En 2016, l'Observatoire de la saturation ferroviaire commandé par l'Etat au Conseil général de l'Environnement et du Développement durable (CGEDD) avait déjà souligné l'état de cette ligne ferroviaire, état qui fragilisait son exploitation et ce d'autant plus que la section Montpellier - Béziers est l'une des plus saturées du réseau national. 

Pourquoi est-il urgent de réaliser la LNMP notamment dans sa phase 1, montpellier - béziers

Grâce au « doublet de lignes » qu’elle forme avec la ligne historique, la LNMP a le double avantage d'offrir une mixité frêt plus voyageurs et une mixité Grande vitesse avec les trains du quotidien et les Intercités (Bordeaux-Marseille). La construction de la phase 1 (Montpellier-Béziers) est l'un des grands projets d'infrastructures les moins chers avec un investissement de 1,855 milliards d'euros.
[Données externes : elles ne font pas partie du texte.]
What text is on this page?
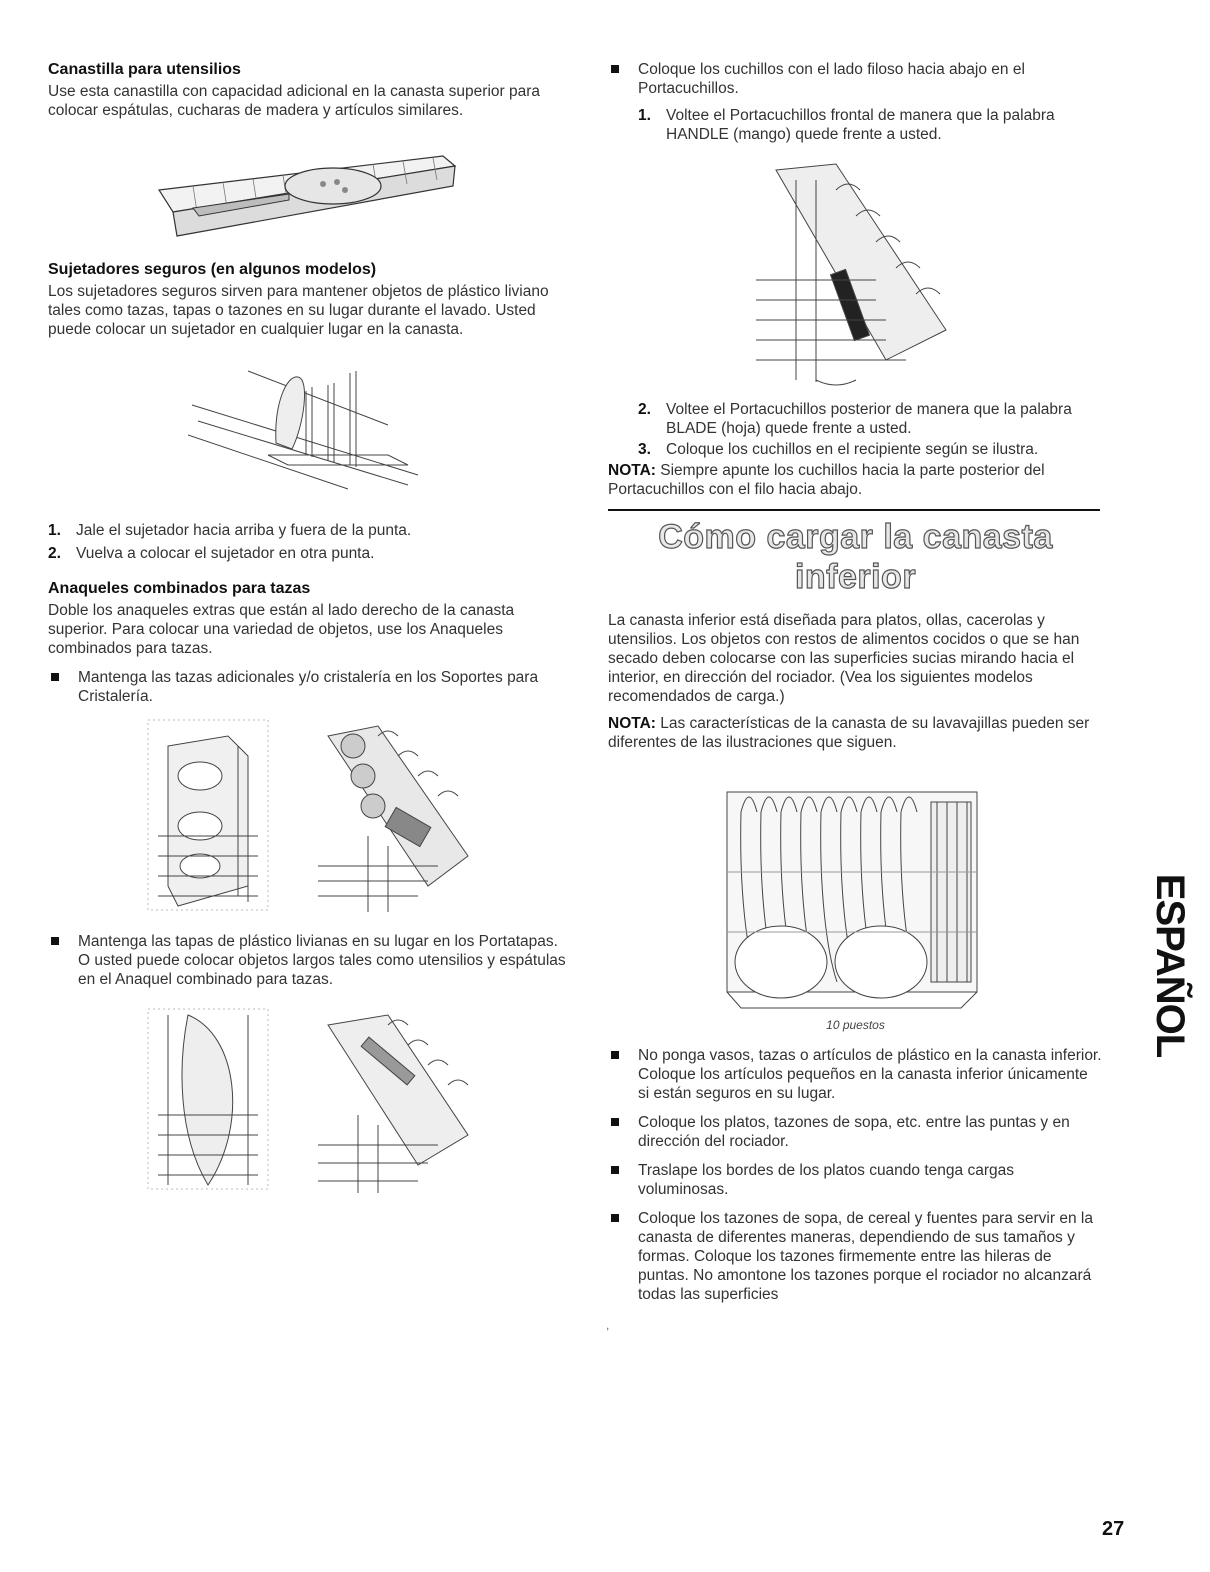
Canastilla para utensilios

Use esta canastilla con capacidad adicional en la canasta superior para colocar espátulas, cucharas de madera y artículos similares.

Sujetadores seguros (en algunos modelos)

Los sujetadores seguros sirven para mantener objetos de plástico liviano tales como tazas, tapas o tazones en su lugar durante el lavado. Usted puede colocar un sujetador en cualquier lugar en la canasta.

1. Jale el sujetador hacia arriba y fuera de la punta.

2. Vuelva a colocar el sujetador en otra punta.

Anaqueles combinados para tazas

Doble los anaqueles extras que están al lado derecho de la canasta superior. Para colocar una variedad de objetos, use los Anaqueles combinados para tazas.

Mantenga las tazas adicionales y/o cristalería en los Soportes para Cristalería.

Mantenga las tapas de plástico livianas en su lugar en los Portatapas. O usted puede colocar objetos largos tales como utensilios y espátulas en el Anaquel combinado para tazas.

Coloque los cuchillos con el lado filoso hacia abajo en el Portacuchillos.

1. Voltee el Portacuchillos frontal de manera que la palabra HANDLE (mango) quede frente a usted.

2. Voltee el Portacuchillos posterior de manera que la palabra BLADE (hoja) quede frente a usted.

3. Coloque los cuchillos en el recipiente según se ilustra.

NOTA: Siempre apunte los cuchillos hacia la parte posterior del Portacuchillos con el filo hacia abajo.

Cómo cargar la canasta inferior

La canasta inferior está diseñada para platos, ollas, cacerolas y utensilios. Los objetos con restos de alimentos cocidos o que se han secado deben colocarse con las superficies sucias mirando hacia el interior, en dirección del rociador. (Vea los siguientes modelos recomendados de carga.)

NOTA: Las características de la canasta de su lavavajillas pueden ser diferentes de las ilustraciones que siguen.

10 puestos

No ponga vasos, tazas o artículos de plástico en la canasta inferior. Coloque los artículos pequeños en la canasta inferior únicamente si están seguros en su lugar.

Coloque los platos, tazones de sopa, etc. entre las puntas y en dirección del rociador.

Traslape los bordes de los platos cuando tenga cargas voluminosas.

Coloque los tazones de sopa, de cereal y fuentes para servir en la canasta de diferentes maneras, dependiendo de sus tamaños y formas. Coloque los tazones firmemente entre las hileras de puntas. No amontone los tazones porque el rociador no alcanzará todas las superficies

,
ESPAÑOL
27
Rapportée au nombre de voyageurs attendus, elle est le projet d’investissement public ferroviaire le plus rentable, tous critères confondus. Inscrite au réseau prioritaire des lignes européennes, elle répond à une urgence constatée par l’Observatoire de la saturation ferroviaire qui a conclu en 2016 que la ligne existante entre Montpellier et Béziers est l’une des plus saturée au niveau national, source de dysfonctionnements, de retards et de surcoûts d’exploitation, y compris pour SNCF-Réseau, notamment en raison du Pont amovible de Sète dont l’obsolescence ne permet plus de fiabiliser son exploitation.
Fort de ce constat, la LNMP permet de libérer des sillons sur la ligne classique pour les trains du quotidien, sachant que ces trains sont aujourd’hui les premiers pénalisés en matière de service offert, de coût d’exploitation et de développement.

Aujourd'hui, les gares Montpellier-Sud de France et Montpellier St Roch sont déjà dimensionnées pour accueillir l’augmentation des trains sur le doublet de lignes à l’ouest de Montpellier et l’Etat Espagnol a par ailleurs livré la ligne nouvelle à l’écartement international jusqu’à la frontière française depuis plusieurs années en temps et en heure.
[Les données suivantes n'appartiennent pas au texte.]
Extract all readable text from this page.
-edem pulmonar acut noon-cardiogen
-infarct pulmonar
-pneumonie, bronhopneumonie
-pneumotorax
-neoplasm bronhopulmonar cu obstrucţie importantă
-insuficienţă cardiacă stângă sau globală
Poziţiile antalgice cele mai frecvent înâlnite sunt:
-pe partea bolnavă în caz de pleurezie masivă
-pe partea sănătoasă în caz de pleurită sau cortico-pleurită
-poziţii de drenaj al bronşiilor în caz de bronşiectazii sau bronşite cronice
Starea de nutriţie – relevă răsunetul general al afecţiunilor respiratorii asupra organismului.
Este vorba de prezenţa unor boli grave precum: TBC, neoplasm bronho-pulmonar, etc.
Enfin, la Commission européenne a mis en demeure l’Etat Français de respecter les normes-plafond de la qualité de l’air, or sur le territoire, les dépassements de seuils sont principalement dus aux camions qui évoluent sur l’axe Vallée du Rhône à Espagne, via l’A9, faute d’une ligne fret ferroviaire performante on constate régulièrement déjà que : « les péages de Montpellier enregistrent le passage de 16 000 poids lourds par jour soit environ 4 fois le trafic moyen des autoroutes françaises » (rapport ASF 2017).

Face à ces constats, la construction de la ligne nouvelle Montpellier - Perpignan est indispensable pour accompagner le développement économique, démographique et touristique du territoire.

Au regard de ces constats, la Ville de Montpellier et Montpeller Méditerranée Métropole appellent aujourd'hui à :

- inscrire le premier tronçon (Montpellier - Béziers) dans la programmation nationale issue de la LOM (loi d'orientation sur les mobilités) à une échéance convenable,

- relancer sans tarder les études de constitution de son dossier d'enquête publique,

- remettre en place une commission pour définir son plan de financement entre l'Etat, SNCF-Réseau, les départements et intercommunalités concernées (Métropole, Communauté urbaine et Communautés d'agglomération), pièce constitutive du dossier d'enquête publique, en tenant compte des financements européens envisageables compte-tenu de l'intégration de cette ligne au réseau prioritaire européen RTE-T.